With all that set, the highest I’ve seen in use memory is 31.02GB while running a 70B Q3_K_S model. So there’s headroom. There maybe a lot more. Since my goal is to not swap. I noticed that when I log into the GUI while it’s running a model, the compressed RAM goes up to around 750MB but it still doesn’t swap. So I wonder how far memory compression would let me stretch it. I do notice that it’s not as snappy. With no GUI login, the model runs right away after the model is cached after the first run. With a GUI login, it pauses for a few seconds.
As for performance, it’s 14 t/s prompt and 4 t/s generation using the GPU. It’s 2 and 2 using the CPU. Power consumption is remarkably low. Using the GPU, powermetrics reports 39 watts for the entire machine but my wall monitor says it’s taking 79 watts from the wall. Using the CPU powermetrics reports 36 watts and the wall monitor says 63 watts. I don’t know why it’s so much more efficient at the wall between GPU and CPU. It’s only a 3 watt difference in the machine but 16 watts at the wall.
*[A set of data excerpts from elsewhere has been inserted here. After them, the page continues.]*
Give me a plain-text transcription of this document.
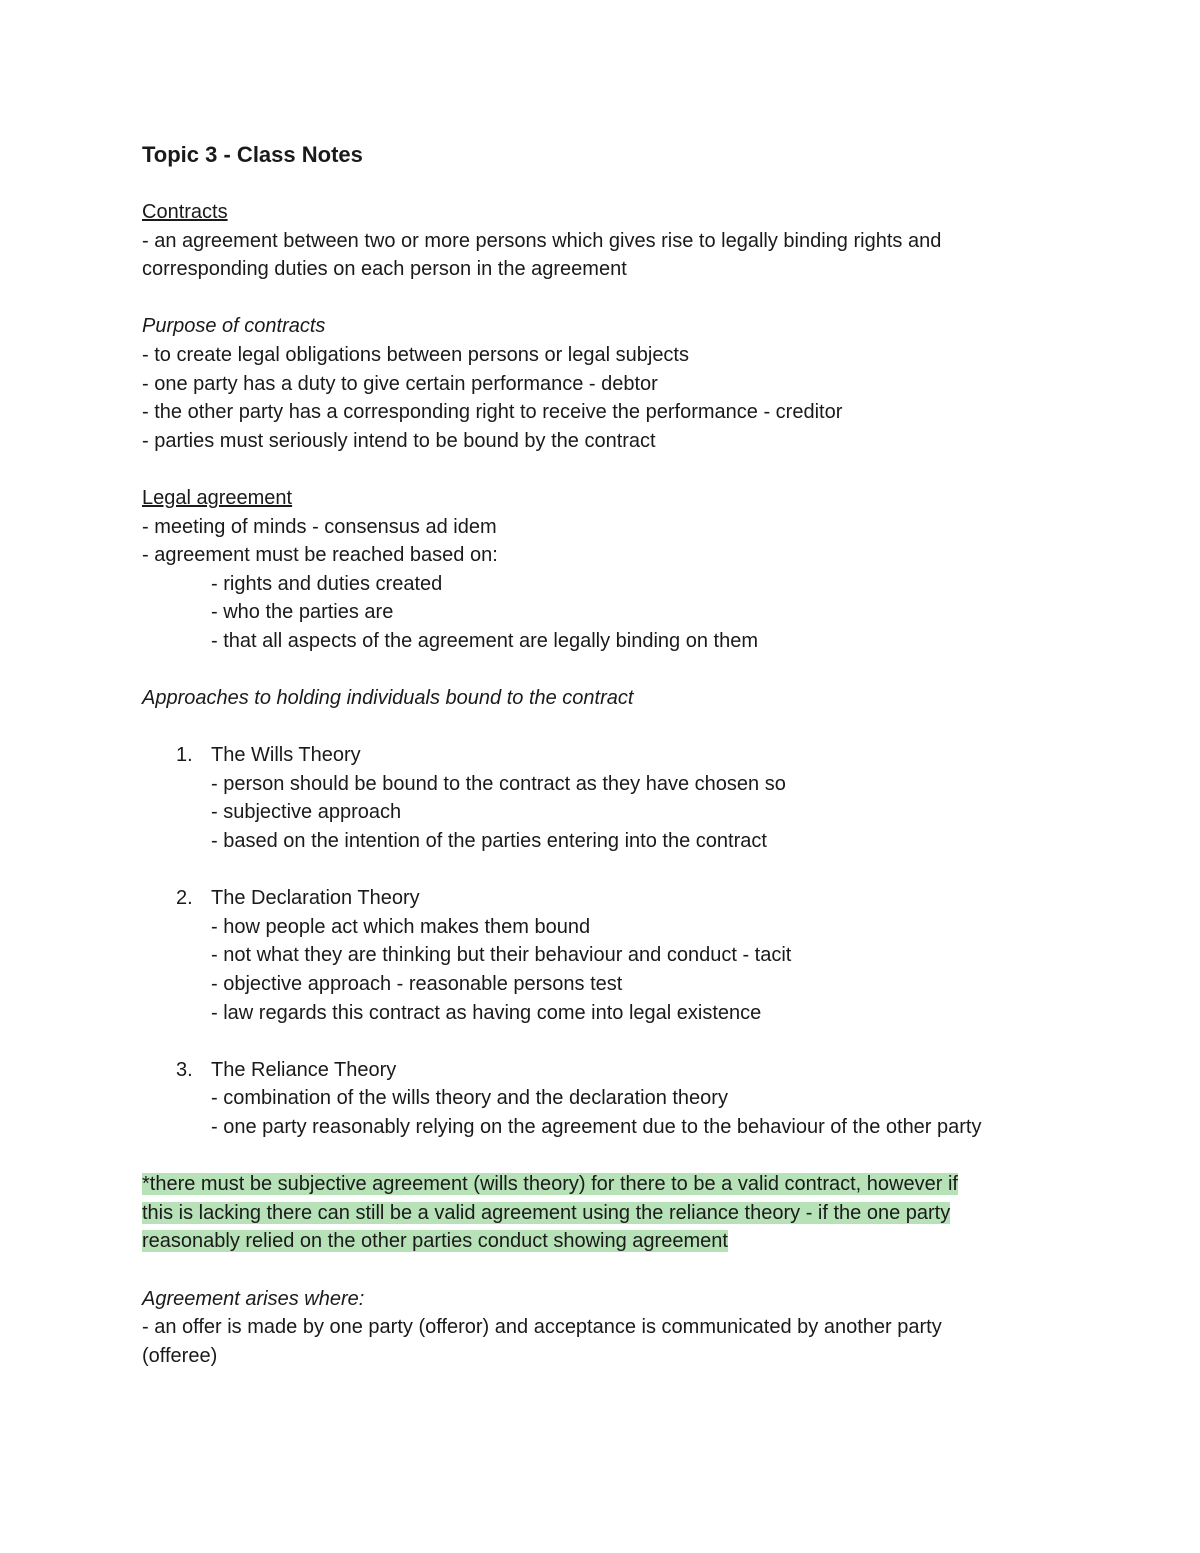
Topic 3 - Class Notes
Contracts
- an agreement between two or more persons which gives rise to legally binding rights and
corresponding duties on each person in the agreement
Purpose of contracts
- to create legal obligations between persons or legal subjects
- one party has a duty to give certain performance - debtor
- the other party has a corresponding right to receive the performance - creditor
- parties must seriously intend to be bound by the contract
Legal agreement
- meeting of minds - consensus ad idem
- agreement must be reached based on:
- rights and duties created
- who the parties are
- that all aspects of the agreement are legally binding on them
Approaches to holding individuals bound to the contract
1. The Wills Theory
- person should be bound to the contract as they have chosen so
- subjective approach
- based on the intention of the parties entering into the contract
2. The Declaration Theory
- how people act which makes them bound
- not what they are thinking but their behaviour and conduct - tacit
- objective approach - reasonable persons test
- law regards this contract as having come into legal existence
3. The Reliance Theory
- combination of the wills theory and the declaration theory
- one party reasonably relying on the agreement due to the behaviour of the other party
*there must be subjective agreement (wills theory) for there to be a valid contract, however if
this is lacking there can still be a valid agreement using the reliance theory - if the one party
reasonably relied on the other parties conduct showing agreement
Agreement arises where:
- an offer is made by one party (offeror) and acceptance is communicated by another party
(offeree)
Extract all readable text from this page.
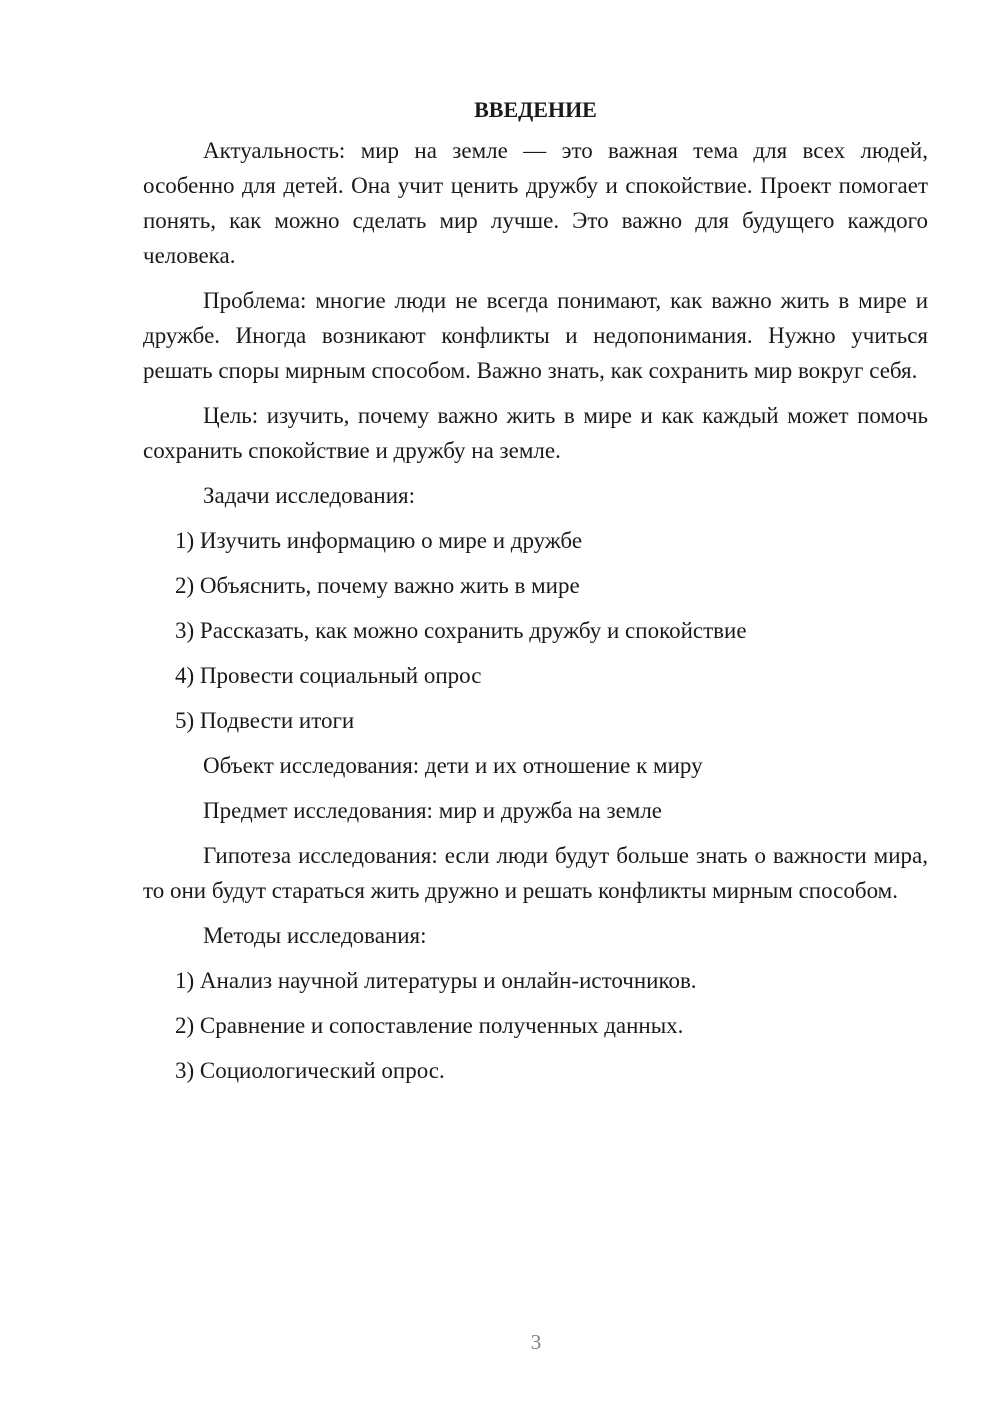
ВВЕДЕНИЕ

Актуальность: мир на земле — это важная тема для всех людей, особенно для детей. Она учит ценить дружбу и спокойствие. Проект помогает понять, как можно сделать мир лучше. Это важно для будущего каждого человека.

Проблема: многие люди не всегда понимают, как важно жить в мире и дружбе. Иногда возникают конфликты и недопонимания. Нужно учиться решать споры мирным способом. Важно знать, как сохранить мир вокруг себя.

Цель: изучить, почему важно жить в мире и как каждый может помочь сохранить спокойствие и дружбу на земле.

Задачи исследования:

1) Изучить информацию о мире и дружбе

2) Объяснить, почему важно жить в мире

3) Рассказать, как можно сохранить дружбу и спокойствие

4) Провести социальный опрос

5) Подвести итоги

Объект исследования: дети и их отношение к миру

Предмет исследования: мир и дружба на земле

Гипотеза исследования: если люди будут больше знать о важности мира, то они будут стараться жить дружно и решать конфликты мирным способом.

Методы исследования:

1) Анализ научной литературы и онлайн-источников.

2) Сравнение и сопоставление полученных данных.

3) Социологический опрос.

3
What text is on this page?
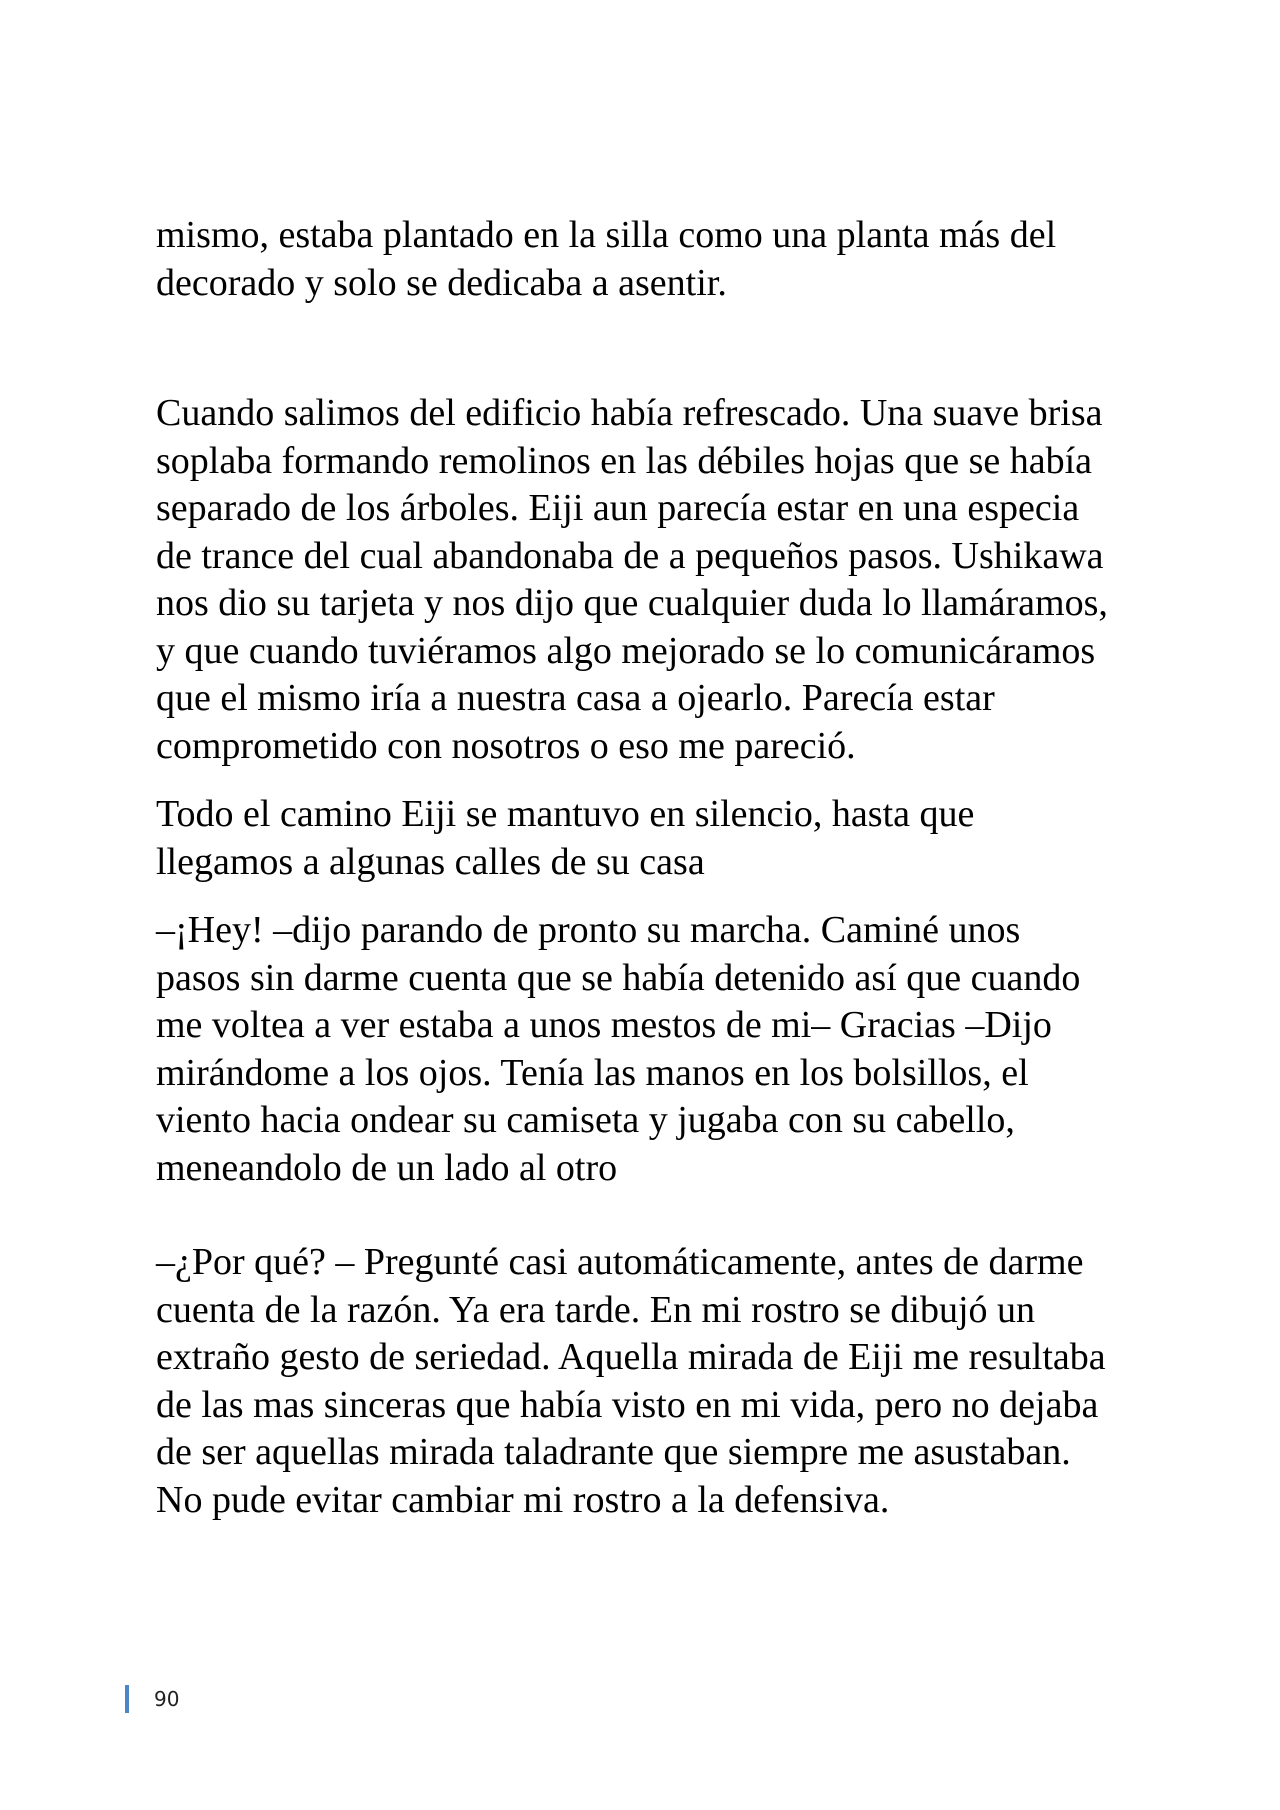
mismo, estaba plantado en la silla como una planta más del
decorado y solo se dedicaba a asentir.

Cuando salimos del edificio había refrescado. Una suave brisa
soplaba formando remolinos en las débiles hojas que se había
separado de los árboles. Eiji aun parecía estar en una especia
de trance del cual abandonaba de a pequeños pasos. Ushikawa
nos dio su tarjeta y nos dijo que cualquier duda lo llamáramos,
y que cuando tuviéramos algo mejorado se lo comunicáramos
que el mismo iría a nuestra casa a ojearlo. Parecía estar
comprometido con nosotros o eso me pareció.

Todo el camino Eiji se mantuvo en silencio, hasta que
llegamos a algunas calles de su casa

–¡Hey! –dijo parando de pronto su marcha. Caminé unos
pasos sin darme cuenta que se había detenido así que cuando
me voltea a ver estaba a unos mestos de mi– Gracias –Dijo
mirándome a los ojos. Tenía las manos en los bolsillos, el
viento hacia ondear su camiseta y jugaba con su cabello,
meneandolo de un lado al otro

–¿Por qué? – Pregunté casi automáticamente, antes de darme
cuenta de la razón. Ya era tarde. En mi rostro se dibujó un
extraño gesto de seriedad. Aquella mirada de Eiji me resultaba
de las mas sinceras que había visto en mi vida, pero no dejaba
de ser aquellas mirada taladrante que siempre me asustaban.
No pude evitar cambiar mi rostro a la defensiva.

90
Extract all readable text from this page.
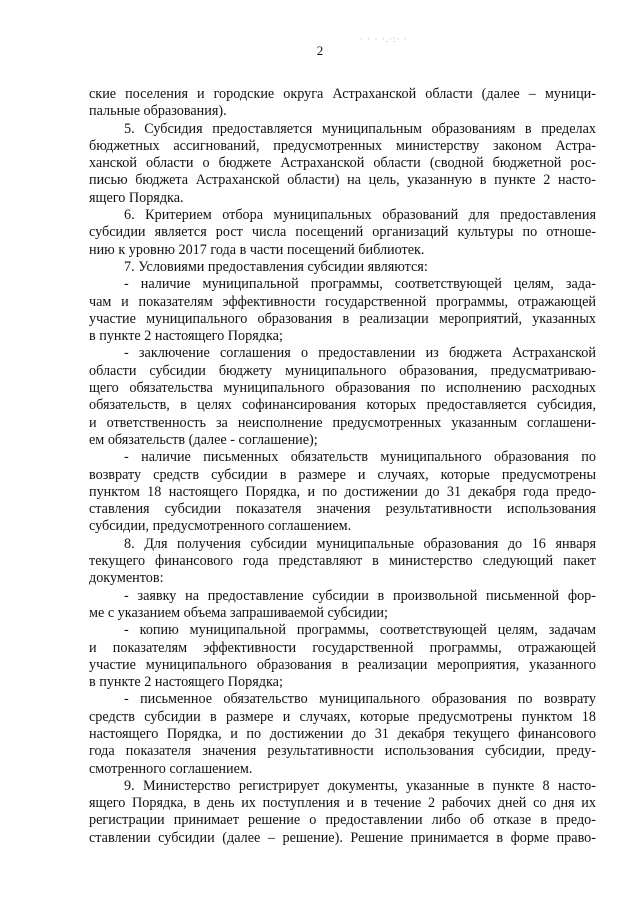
2
· · · ·.·:· ·
ские поселения и городские округа Астраханской области (далее – муници-
пальные образования).
5. Субсидия предоставляется муниципальным образованиям в пределах
бюджетных ассигнований, предусмотренных министерству законом Астра-
ханской области о бюджете Астраханской области (сводной бюджетной рос-
писью бюджета Астраханской области) на цель, указанную в пункте 2 насто-
ящего Порядка.
6. Критерием отбора муниципальных образований для предоставления
субсидии является рост числа посещений организаций культуры по отноше-
нию к уровню 2017 года в части посещений библиотек.
7. Условиями предоставления субсидии являются:
- наличие муниципальной программы, соответствующей целям, зада-
чам и показателям эффективности государственной программы, отражающей
участие муниципального образования в реализации мероприятий, указанных
в пункте 2 настоящего Порядка;
- заключение соглашения о предоставлении из бюджета Астраханской
области субсидии бюджету муниципального образования, предусматриваю-
щего обязательства муниципального образования по исполнению расходных
обязательств, в целях софинансирования которых предоставляется субсидия,
и ответственность за неисполнение предусмотренных указанным соглашени-
ем обязательств (далее - соглашение);
- наличие письменных обязательств муниципального образования по
возврату средств субсидии в размере и случаях, которые предусмотрены
пунктом 18 настоящего Порядка, и по достижении до 31 декабря года предо-
ставления субсидии показателя значения результативности использования
субсидии, предусмотренного соглашением.
8. Для получения субсидии муниципальные образования до 16 января
текущего финансового года представляют в министерство следующий пакет
документов:
- заявку на предоставление субсидии в произвольной письменной фор-
ме с указанием объема запрашиваемой субсидии;
- копию муниципальной программы, соответствующей целям, задачам
и показателям эффективности государственной программы, отражающей
участие муниципального образования в реализации мероприятия, указанного
в пункте 2 настоящего Порядка;
- письменное обязательство муниципального образования по возврату
средств субсидии в размере и случаях, которые предусмотрены пунктом 18
настоящего Порядка, и по достижении до 31 декабря текущего финансового
года показателя значения результативности использования субсидии, преду-
смотренного соглашением.
9. Министерство регистрирует документы, указанные в пункте 8 насто-
ящего Порядка, в день их поступления и в течение 2 рабочих дней со дня их
регистрации принимает решение о предоставлении либо об отказе в предо-
ставлении субсидии (далее – решение). Решение принимается в форме право-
All in all, I’m super impressed. The M1 32GB Studio may be the runt of the Mac Studio lineup but considering that I paid about what a used 3090 costs on ebay for a new one, I think it’s the best value for performance I have to run LLMs. Since I plan on running this all out 24/7/365, the power savings alone compared to anything else with a GPU will be several hundreds of dollars a year.
Last comment on GitHub seems a way safer option. On every reboot just do sudo sysctl iogpu.wired_limit_mb= and you’re done. No weird patching and booting and what nots.
But amazing knowledge again. Especially for the 192 gb version, this could open up some extra doors. I assume the m3 next year will be 256gb so that would bring some as we one models to the table!
Definitely. It’s a much better way to do it for a variety of reasons. Not least of which is that the kernel patch is kernel dependent so will need to be kept up to date. Setting this system variable isn’t. Unless Apple removes it. It should keep working in future releases of Mac OS.
Yes, this is great news! Just the other day I was trying to get the yi-34 model running at q3 on my 24GB MacBook Air and was literally like 50 MB away from getting it to load. I had a search for a way to bump up the max allocable RAM but didn’t see anything. This method works great, just tested it.